Dual LoRA: Enhancing LoRA with Magnitude and Direction Updates
Yixing Xu, Chao Li, Xuanwu Yin, Spandan Tiwari, Dong Li, Ashish Sirasao, Emad Barsoum
TL;DR
The paper targets the limitations of LoRA in parameter-efficient fine-tuning by introducing Dual LoRA, which splits the low-rank update into magnitude and direction groups learned via ReLU and Sign to better emulate gradient-based FFT updates. It presents a four-matrix architecture with separate magnitude and direction components and uses straight-through estimates to backpropagate through the Sign function, enabling higher effective update rank. Across NLG, NLU, and commonsense tasks on models including LLaMA and GPT-2 families, Dual LoRA consistently surpasses LoRA and other state-of-the-art PEFT methods with the same trainable parameter budget. The work demonstrates that the induced inductive bias yields higher-rank updates and improved adaptability, suggesting broad applicability to PEFT enhancements beyond LoRA.
Abstract
Low-rank adaptation (LoRA) is one of the most popular methods among parameter-efficient fine-tuning (PEFT) methods to adapt pre-trained large language models (LLMs) to specific downstream tasks.
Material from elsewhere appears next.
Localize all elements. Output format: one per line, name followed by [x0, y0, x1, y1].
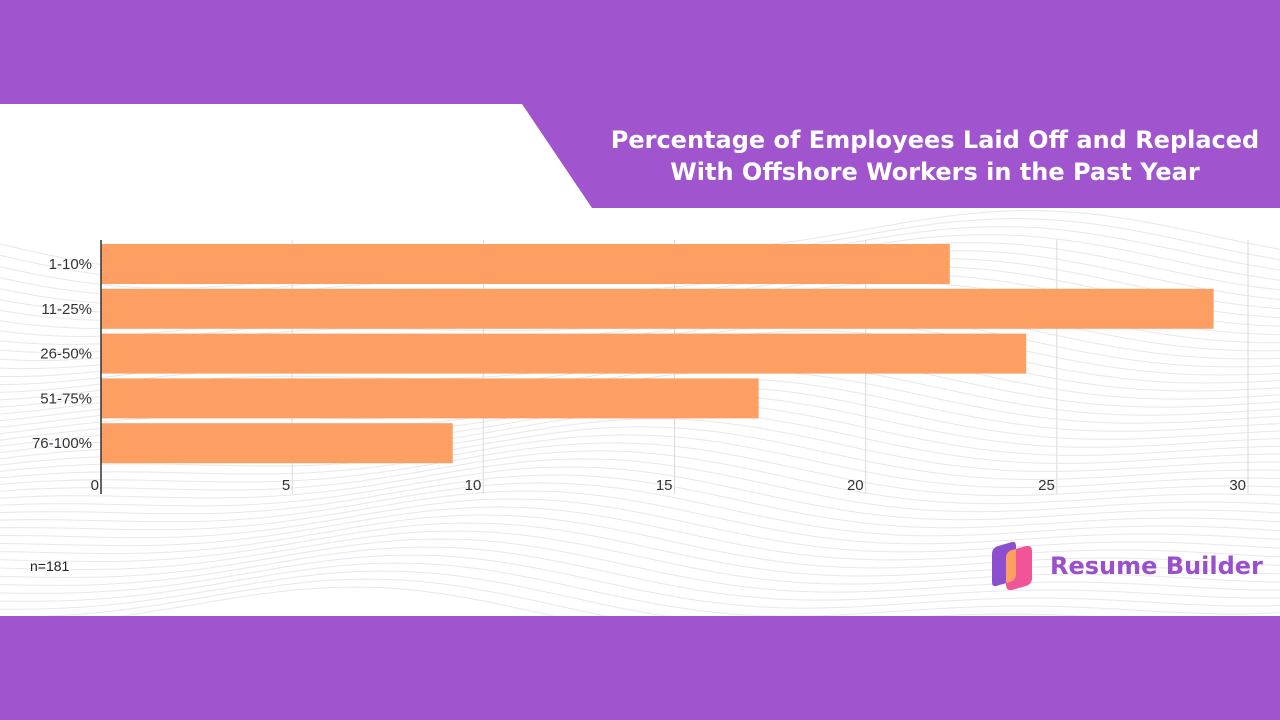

However, the model trained based on LoRA often has an unsatisfactory performance due to its low-rank assumption. In this paper, we propose a novel method called Dual LoRA to improve the performance by incorporating an inductive bias into the original LoRA. Specifically, we separate low-rank matrices into two groups: the magnitude group to control whether or not and how far we should update a parameter and the direction group to decide whether this parameter should move forward or backward, to better simulate the parameter updating process of the full fine-tuning based on gradient-based optimization algorithms. We show that this can be simply achieved by adding a ReLU function to the magnitude group and a sign function to the direction group. We conduct several experiments over a wide range of NLP tasks, including natural language generation (NLG), understanding (NLU), and commonsense reasoning datasets on GPT-2, RoBERTa, DeBERTa, and LLaMA-1/2/3 as baseline models. The results show that we consistently outperform LoRA and its state-of-the-art variants with the same number of trainable parameters.